With a mother-and-daughter team at the helm, the oldest of the three Harford County high school dance teams is 5 years old and kicking.
The C. Milton Wright High dance team's season begins next month at a local dance camp and ends after the last competition, usually in April. "We cover all the sport seasons," says dance team coach Alice Fidler.
There are some similarities between the dance team and a cheerleading squad. Both perform at sports events. Both use a variety of musical styles and sometimes pompoms, but that's where the similarities end.
"We are strictly dance," Fidler said. "No gymnastics, [just] technical dance."
The dance team performs at C. Milton Wright football and basketball games as well as community events and parades. With all types of music from "hip-hop to the classics ... from The Doors to disco," says choreographer Andrea Fidler, Alice Fidler's daughter.
For these appearances, the girls have one rule: No vulgarity. Other than that, Andrea Fidler says, "we can pretty much do whatever we want."
Andrea Fidler returns to the team this year after coaching last season. With a background in dance from the University of Delaware, she aims to bring the team up to college level.
Two things make the C. Milton Wright Dance Team distinct, she notes: skills and structure. The team's moves are at the college level, she says.
The structure of the dance team is to surround the girls with professionals. "At the high school level, you don't have coaches who are dancers ... and captains run the team," said Andrea Fidler.
Dance team coach Alice Fidler believes that her team's success comes from discipline and unity. "We have a disciplined program. The girls have a manual that they live by," she said.

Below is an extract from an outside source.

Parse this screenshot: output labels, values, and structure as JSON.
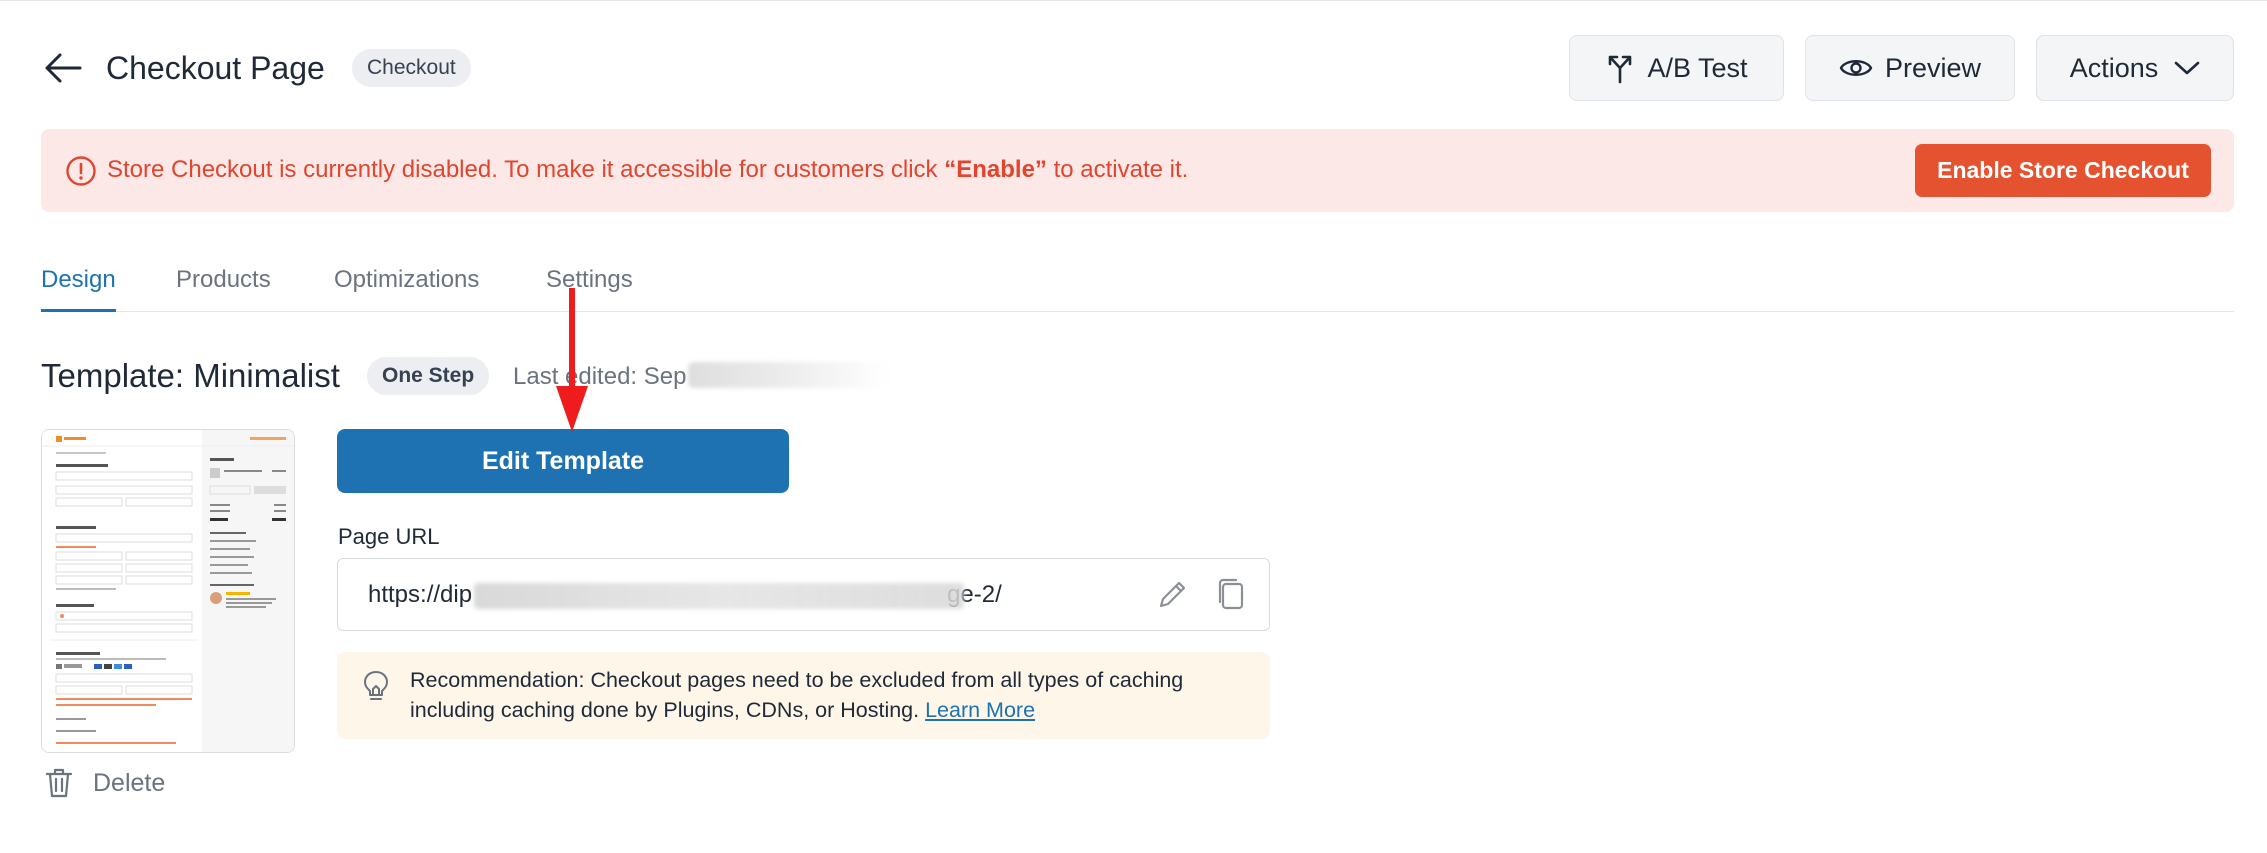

The manual details how strikes can prevent a dancer from performing on game day - or worse, bar a dancer from the team. "Three strikes and you're off the team," said Alice Fidler. She has given out five strikes all year to various girls.
As far as unity goes, "on game day, the girls will dress the same for school spirit," Alice Fidler explained. "[They're] a good bunch of girls. ... They all really push each other."
Unity is a key factor in maintaining the success of the dance team. During tryouts, the judges look for girls who blend in, not those who stick out. "They need to really work as a team member. There are no individual styles," said Alice Fidler.
Andrea Fidler added, "Judges look for style difference. The goal is unity and sharpness."
Each year, Wright's coaches tap local middle schools for talent. "There are no junior varsity levels. Eighth-graders have to be in sync by September. By basketball season, they must have the skill level and a fast learning curve," says Andrea Fidler.
The only real requirements for tryouts are that the girls have teacher recommendations and be passing all their classes. This component also figures into their score. Then the top 19 performers are chosen by judges.
Unlike other Harford County dance teams, C. Milton Wright's dancers are treated like athletes. After a year, the girls get a varsity letter. They're invited to athlete forums. "Anything athletes are entitled to, the dance team is entitled to," said Alice Fidler.
This year, the girls and their immediate families were given the star treatment. At an awards dinner on a Harbor cruise, girls were given varsity letters, Most Valuable Player and Most Improved pins as well as T-shirts naming their accomplishments and a highlights reel.
Being on the dance team is pricey, especially for competitions. "It is a costly program, but I tell the girls not to let it deter them," said Alice Fidler. "We never had anyone not join because of the cost."
To raise money, team members can sell pizza kits or candles, and the group has bake sales and carwashes.
The dance clinics are the pride of the dance team. This year, 174 girls ranging in ages from 5 to 17 participated in the daylong event. The girls pay a fee to learn a routine, get T- shirts and parent-made pompoms. In the afternoon, they perform for their parents. "Those little girls truly, truly are talented dancers," said Alice Fidler.
The C. Milton Wright dance team closed out a busy season by taking multiple honors at the Myrtle Beach National Dance Alliance. The girls took home first place for jazz and pompom routines. They were also given Grand Champion and Innovative Choreography awards.
Alice Fidler said she has no formal dance training but her love of the dance team pushed her to lead.
"My goal was to keep the program running, to take it a step further and to be a good coach. I've gotten all three accomplished, so I'm satisfied."